State and federal constitutional provisions, viz. Section 2 of Article XII of the Ohio Constitution and Section 1 of the Fourteenth Amendment to the United States Constitution, require uniformity in the mode of assessment. Pursuant to these provisions, real property must be assessed on the basis of the same uniform percentage of actual value. See Black v. Bd. of Revision of Cuyahoga Cty. (1985), 16 Ohio St.3d 11, 16. Under Ord. No. 50-1993, new residential construction is subject to six hundred dollar ($600.00) “Park and Recreation Improvement Fee” which is not uniformly applied to all residents.
In Town Properties, Inc. v. Fairfield (1977), 50 Ohio St.2d 356, the Supreme Court of Ohio found a recreational tax on building permits constitutional because the existing residents in Fairfield were also charged with an equal share of the cost for the acquisition, development, maintenance and operation of publicly owned recreation sites and facilities. Id. at 360. The statutory scheme in Fairfield required “* * * an appropriation equal to the revenue derived from the subject tax to be made annually from the general fund to the recreational capital improvement fund.” Id. Absent a matching amount on present residents, the City’s Park and Recreational Improvement Fee places an unfair and unreasonable burden on developers and purchasers of new construction. Westlake, supra.
Based upon the foregoing, we find that Ord. No. 50-1993 is an unconstitutional tax. Appellants were entitled to summary judgment on their claims for declaratory judgment and injunctive relief. In their complaint, appellants also sought damages for conversion and/or unjust enrichment based upon the funds collected from appellants by the City under Ord. No. 50-1993. However, the trial court failed to address appellants’ claims of conversion and unjust enrichment prior to appeal; therefore, this court is unable to conduct meaningful review on the issue of damages. These claims must first be considered by the trial court upon remand of this case.

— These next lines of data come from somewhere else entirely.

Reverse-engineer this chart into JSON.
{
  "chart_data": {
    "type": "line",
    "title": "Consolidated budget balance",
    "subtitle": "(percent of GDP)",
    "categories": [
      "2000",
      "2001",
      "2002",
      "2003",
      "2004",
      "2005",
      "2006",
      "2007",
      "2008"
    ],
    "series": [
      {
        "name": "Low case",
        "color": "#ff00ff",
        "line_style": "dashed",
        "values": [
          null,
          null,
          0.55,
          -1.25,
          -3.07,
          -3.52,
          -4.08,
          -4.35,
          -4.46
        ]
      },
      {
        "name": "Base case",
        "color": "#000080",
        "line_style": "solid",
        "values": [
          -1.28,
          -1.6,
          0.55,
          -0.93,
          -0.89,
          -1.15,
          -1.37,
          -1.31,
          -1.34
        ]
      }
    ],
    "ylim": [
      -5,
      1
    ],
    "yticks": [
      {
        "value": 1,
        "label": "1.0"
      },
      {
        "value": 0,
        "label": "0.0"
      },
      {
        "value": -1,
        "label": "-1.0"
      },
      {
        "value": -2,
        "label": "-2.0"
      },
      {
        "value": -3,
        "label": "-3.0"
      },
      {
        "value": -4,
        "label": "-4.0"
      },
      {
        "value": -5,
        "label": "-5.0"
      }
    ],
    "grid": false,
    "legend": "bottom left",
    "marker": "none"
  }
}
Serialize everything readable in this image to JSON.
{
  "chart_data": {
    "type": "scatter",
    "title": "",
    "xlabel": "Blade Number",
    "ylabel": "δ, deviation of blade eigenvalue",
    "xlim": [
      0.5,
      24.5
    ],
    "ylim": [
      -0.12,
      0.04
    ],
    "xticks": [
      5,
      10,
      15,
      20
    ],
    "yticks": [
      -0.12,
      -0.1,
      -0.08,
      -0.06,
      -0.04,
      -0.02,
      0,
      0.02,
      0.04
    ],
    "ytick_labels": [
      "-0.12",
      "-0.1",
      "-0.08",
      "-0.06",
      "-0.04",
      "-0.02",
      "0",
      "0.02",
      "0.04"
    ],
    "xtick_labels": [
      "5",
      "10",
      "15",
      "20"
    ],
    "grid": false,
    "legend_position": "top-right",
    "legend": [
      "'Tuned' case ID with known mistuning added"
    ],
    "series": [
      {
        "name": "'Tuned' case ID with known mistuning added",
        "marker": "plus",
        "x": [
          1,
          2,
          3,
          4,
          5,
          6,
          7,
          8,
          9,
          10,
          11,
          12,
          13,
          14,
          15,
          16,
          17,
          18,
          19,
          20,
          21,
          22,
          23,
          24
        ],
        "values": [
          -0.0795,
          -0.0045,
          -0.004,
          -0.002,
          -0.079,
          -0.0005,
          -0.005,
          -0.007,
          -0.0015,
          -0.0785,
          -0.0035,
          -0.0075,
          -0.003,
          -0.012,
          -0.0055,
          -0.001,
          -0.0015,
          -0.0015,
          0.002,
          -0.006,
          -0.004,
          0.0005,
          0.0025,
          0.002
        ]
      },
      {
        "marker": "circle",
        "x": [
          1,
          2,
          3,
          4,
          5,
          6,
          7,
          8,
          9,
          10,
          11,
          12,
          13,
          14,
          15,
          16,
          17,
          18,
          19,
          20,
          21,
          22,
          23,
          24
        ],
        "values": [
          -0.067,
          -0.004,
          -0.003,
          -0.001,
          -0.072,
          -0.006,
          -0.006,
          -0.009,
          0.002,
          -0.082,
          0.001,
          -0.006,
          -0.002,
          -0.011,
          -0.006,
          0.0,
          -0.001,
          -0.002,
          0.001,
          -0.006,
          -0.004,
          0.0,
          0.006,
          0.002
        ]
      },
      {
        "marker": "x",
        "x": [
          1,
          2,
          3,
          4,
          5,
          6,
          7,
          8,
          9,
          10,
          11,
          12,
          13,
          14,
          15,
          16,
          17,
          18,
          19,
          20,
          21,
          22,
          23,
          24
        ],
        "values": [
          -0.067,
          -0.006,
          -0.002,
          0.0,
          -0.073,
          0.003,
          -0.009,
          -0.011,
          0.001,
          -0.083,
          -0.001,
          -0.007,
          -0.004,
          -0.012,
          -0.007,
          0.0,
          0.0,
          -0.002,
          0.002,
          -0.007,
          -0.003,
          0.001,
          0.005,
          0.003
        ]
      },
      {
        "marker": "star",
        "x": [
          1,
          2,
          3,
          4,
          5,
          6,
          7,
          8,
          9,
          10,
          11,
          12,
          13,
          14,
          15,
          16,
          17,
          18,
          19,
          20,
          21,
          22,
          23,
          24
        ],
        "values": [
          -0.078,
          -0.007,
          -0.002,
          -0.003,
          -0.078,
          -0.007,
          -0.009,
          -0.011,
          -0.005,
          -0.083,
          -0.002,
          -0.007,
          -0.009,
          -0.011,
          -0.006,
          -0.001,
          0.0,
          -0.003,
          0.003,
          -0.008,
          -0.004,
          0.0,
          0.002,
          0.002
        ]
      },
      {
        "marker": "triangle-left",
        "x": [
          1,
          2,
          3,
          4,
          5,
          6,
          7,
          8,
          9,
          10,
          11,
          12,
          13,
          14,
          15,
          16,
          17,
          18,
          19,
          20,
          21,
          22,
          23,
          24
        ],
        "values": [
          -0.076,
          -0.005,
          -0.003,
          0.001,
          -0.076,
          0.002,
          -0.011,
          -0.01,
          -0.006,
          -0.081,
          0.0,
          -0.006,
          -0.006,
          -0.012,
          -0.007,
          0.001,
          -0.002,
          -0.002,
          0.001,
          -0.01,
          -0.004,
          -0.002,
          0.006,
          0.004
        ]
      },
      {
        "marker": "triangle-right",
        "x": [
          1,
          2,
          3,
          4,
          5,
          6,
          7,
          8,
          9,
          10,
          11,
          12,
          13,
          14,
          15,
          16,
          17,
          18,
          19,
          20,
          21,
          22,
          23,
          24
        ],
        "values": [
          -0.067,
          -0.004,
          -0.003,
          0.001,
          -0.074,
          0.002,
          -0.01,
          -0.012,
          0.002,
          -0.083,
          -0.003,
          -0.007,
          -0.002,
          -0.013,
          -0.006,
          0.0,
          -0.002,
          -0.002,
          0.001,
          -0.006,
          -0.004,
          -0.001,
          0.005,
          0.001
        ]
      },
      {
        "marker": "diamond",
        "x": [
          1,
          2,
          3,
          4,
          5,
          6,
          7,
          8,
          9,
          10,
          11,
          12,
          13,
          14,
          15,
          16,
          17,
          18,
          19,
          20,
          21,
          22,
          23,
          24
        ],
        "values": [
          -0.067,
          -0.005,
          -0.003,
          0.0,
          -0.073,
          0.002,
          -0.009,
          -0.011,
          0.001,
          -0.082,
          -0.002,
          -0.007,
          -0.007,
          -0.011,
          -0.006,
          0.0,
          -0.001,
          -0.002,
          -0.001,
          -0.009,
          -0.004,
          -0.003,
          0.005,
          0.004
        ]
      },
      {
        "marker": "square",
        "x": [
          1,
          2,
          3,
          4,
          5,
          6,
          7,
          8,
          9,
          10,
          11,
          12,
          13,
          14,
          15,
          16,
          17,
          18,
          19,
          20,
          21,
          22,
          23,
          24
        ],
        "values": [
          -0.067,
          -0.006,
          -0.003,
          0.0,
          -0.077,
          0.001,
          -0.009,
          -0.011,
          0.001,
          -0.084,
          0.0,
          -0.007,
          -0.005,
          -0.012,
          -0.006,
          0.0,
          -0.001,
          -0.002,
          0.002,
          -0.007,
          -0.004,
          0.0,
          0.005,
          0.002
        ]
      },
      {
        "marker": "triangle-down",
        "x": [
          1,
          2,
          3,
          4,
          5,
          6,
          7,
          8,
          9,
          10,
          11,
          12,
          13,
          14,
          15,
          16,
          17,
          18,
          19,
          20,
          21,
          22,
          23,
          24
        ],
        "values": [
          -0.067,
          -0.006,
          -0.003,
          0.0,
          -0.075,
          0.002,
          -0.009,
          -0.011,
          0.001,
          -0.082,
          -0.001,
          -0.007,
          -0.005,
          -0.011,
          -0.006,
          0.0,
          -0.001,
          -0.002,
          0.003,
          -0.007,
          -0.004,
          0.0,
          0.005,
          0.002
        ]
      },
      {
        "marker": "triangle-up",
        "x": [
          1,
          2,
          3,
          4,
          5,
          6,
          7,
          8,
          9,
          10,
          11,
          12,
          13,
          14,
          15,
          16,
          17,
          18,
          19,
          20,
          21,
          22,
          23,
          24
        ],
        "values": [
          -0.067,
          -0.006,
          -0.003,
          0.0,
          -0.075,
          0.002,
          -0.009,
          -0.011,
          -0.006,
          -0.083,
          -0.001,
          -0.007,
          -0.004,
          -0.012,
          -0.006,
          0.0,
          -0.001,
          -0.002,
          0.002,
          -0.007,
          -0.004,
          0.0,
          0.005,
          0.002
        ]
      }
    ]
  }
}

We reverse the judgment of the trial court and remand this case for further proceedings consistent with this opinion.
The judgment of the trial court is reversed and remanded for further proceedings consistent with this Journal Entry and Opinion.
It is ordered that appellants recover of appellee their costs herein taxed.
It is ordered that a special mandate issue out of this court directing the Common Pleas Court to carry this judgment into execution.
A certified copy of this entry shall constitute the mandate pursuant to Rule 27 of the Rules of Appellate Procedure.
KENNETH A. ROCCO, J. and JAMES D. SWEENEY, J. CONCUR.
Upon consideration of [*] Highland Heights [sic] motion for summary judgment[,] the court finds that the requisite nexus exists between the amount of the fee and the cost associated with the burden; hence, Codified Ordinance § 1311.02.1 is a legitimate recreational impact fee. [*] motion for summary judgment is granted.